- Born: 4 August 1893 Ertingen, Kingdom of Württemberg
- Died: Unknown
- Allegiance: Germany
- Branch: Aviation
- Rank: Vizefeldwebel
- Unit: FA 4, FA(A) 220, Jasta Ober-Ost, Jasta 74, Jasta 81
- Awards: Iron Cross First and Second Class

= Alfons Nagler =

WWI fighter pilot

Vizefeldwebel Alfons Nagler, also Alfons Nagler, (born 4 August 1893, date of death unknown) was a World War I flying ace credited with ten aerial victories.

==Early life==

Alfons Nagler was born on 4 August 1893 in Ertingen, Kingdom of Württemberg, the German Empire. As part of his education, he trained as a mechanic. As a mechanic, he enlisted in the Imperial German Air Service as a reservist on 4 October 1913.
==World War I service==
Nagler was in the reserves when World War I began. He served as a mechanic in FA 4 until 6 May 1915, when he reported for pilot training. Upon graduation, he was stationed with FA(A) 220 on the Russian Front on 8 October. He served with this unit until 27 September 1917. He then served with the fighter unit attached to FA(A) 220 until 10 December. Then he was transferred to Jasta Over-Ost.
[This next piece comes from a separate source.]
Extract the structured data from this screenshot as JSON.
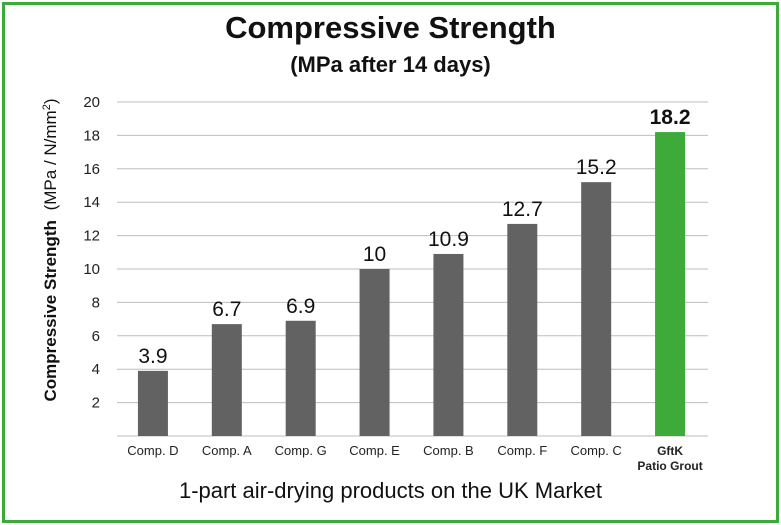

From there, he was forwarded on 26 March 1918 to Jagdstaffel 74. When Jasta Over-Ost became Jagdstaffel 81, Nagler rejoined them. Between 27 May and 5 October 1918, he ran up a score of nine Spads and a Breguet XIV shot down. By the time the war ended, he had earned not only the Iron Cross, but two Austro-Hungarian medals and one from Baden.